- Born: Lydia Shtimerman 30 April 1944 Saratov, Russia
- Died: 9 December 2014 (aged 70) London, England, United Kingdom
- Occupation: Violinist
- Children: 1

= Lydia Mordkovitch =

Russian violinist (1944–2014)

Lydia Mordkovitch (née Shtimerman; 30 April 1944 – 9 December 2014) was a Russian violinist.

Lydia was born in Saratov, Russia, on 30 April 1944. She returned with her parents to Kishinev after the war. In 1960, she moved to Odesa, where she studied at the Stolyarsky School of Music until 1962, with Veniamin Mordkovitch (whose son she would marry). She then moved to Moscow where she studied at the Tchaikovsky Conservatory under David Oistrakh, later serving as his assistant from 1968 to 1970. During this period, she married and had a daughter, and won the National Young Musicians Competition in Kiev in 1967 and the Marguerite Long-Jacques Thibaud Competition in Paris in 1969.
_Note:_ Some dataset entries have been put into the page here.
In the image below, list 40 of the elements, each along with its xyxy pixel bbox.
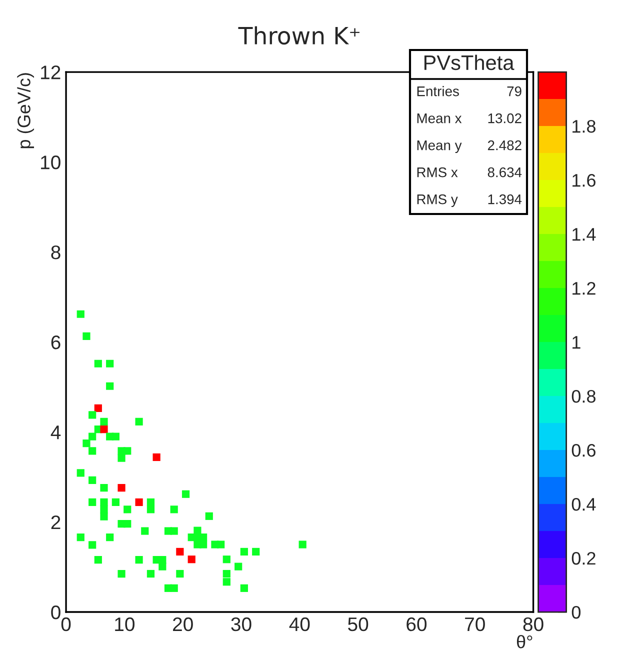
x-tick-label: 80 <box>523 617 544 632</box>
y-tick-label: 8 <box>51 245 60 260</box>
x-tick-label: 60 <box>406 617 427 632</box>
annotation: 2.482 <box>488 140 522 150</box>
annotation: 79 <box>507 86 522 96</box>
color-bar-label: 0.2 <box>572 552 596 565</box>
annotation: RMS y <box>417 194 458 207</box>
annotation: Entries <box>417 86 459 96</box>
annotation: 13.02 <box>488 113 522 124</box>
y-tick-label: 2 <box>51 515 60 530</box>
chart-title: Thrown K⁺ <box>238 26 360 45</box>
color-bar-label: 1 <box>572 336 580 349</box>
x-tick-label: 0 <box>61 617 71 632</box>
color-bar-label: 0.6 <box>572 444 596 457</box>
color-bar-label: 1.8 <box>572 120 596 133</box>
x-tick-label: 40 <box>289 617 310 632</box>
y-tick-label: 12 <box>41 65 60 80</box>
annotation: Mean y <box>417 140 462 153</box>
color-bar-label: 0 <box>572 606 581 619</box>
annotation: RMS x <box>417 167 458 178</box>
x-axis-title: θ° <box>516 635 532 648</box>
color-bar-label: 0.8 <box>572 390 596 403</box>
x-tick-label: 70 <box>465 617 485 632</box>
x-tick-label: 20 <box>173 617 193 632</box>
x-tick-label: 50 <box>348 617 368 632</box>
color-bar-label: 1.2 <box>572 282 596 295</box>
text: PVsTheta <box>424 54 514 70</box>
y-axis-title: p (GeV/c) <box>17 73 34 148</box>
y-tick-label: 0 <box>51 605 60 620</box>
annotation: 8.634 <box>488 167 522 178</box>
color-bar-label: 1.6 <box>572 174 596 187</box>
y-tick-label: 4 <box>50 426 61 440</box>
y-tick-label: 6 <box>51 335 60 350</box>
annotation: Mean x <box>417 114 462 124</box>
color-bar-label: 0.4 <box>572 498 596 511</box>
color-bar-label: 1.4 <box>572 228 596 241</box>
x-tick-label: 30 <box>231 617 252 632</box>
annotation: 1.394 <box>488 194 522 204</box>
y-tick-label: 10 <box>41 155 60 170</box>
x-tick-label: 10 <box>115 617 134 632</box>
In 1970–73, she studied at the Institute of Arts. She taught at the Israeli Academy of Music in Jerusalem in 1974–79, when she made her first appearance in the UK with the Hallé Orchestra. She settled permanently in the UK in 1980. Her marriage ended during this period. Her United States debut was in 1982 with Georg Solti and the Chicago Symphony Orchestra, when she performed the Glazunov Violin Concerto.

Mordkovitch recorded for RCA Red Seal and Chandos. Her Chandos debut recording included sonatas by composers such as Prokofiev, Schumann, and Richard Strauss. She was featured in over 60 recordings for Chandos, including works of J. S. Bach, Ami Maayani, Shostakovich and English composers such as Bax, Alwyn, Bliss, Howells, and John Veale.

Her Chandos recording of the violin concertos of Shostakovich won a Gramophone Award in 1990. She made numerous recordings with the conductor Neeme Järvi but plans to record the long-awaited Tchaikovsky Concerto were not realised. Mordkovitch became a professor at the Royal Academy of Music in London in 1995 as a specialist in Russian music.

==Death==
Mordkovitch died of cancer in London on 9 December 2014, aged 70. She was survived by her daughter Ilana Mordkovitch-Roos, a pianist, and granddaughters Juliette Roos and Tatjana Roos, both violinists.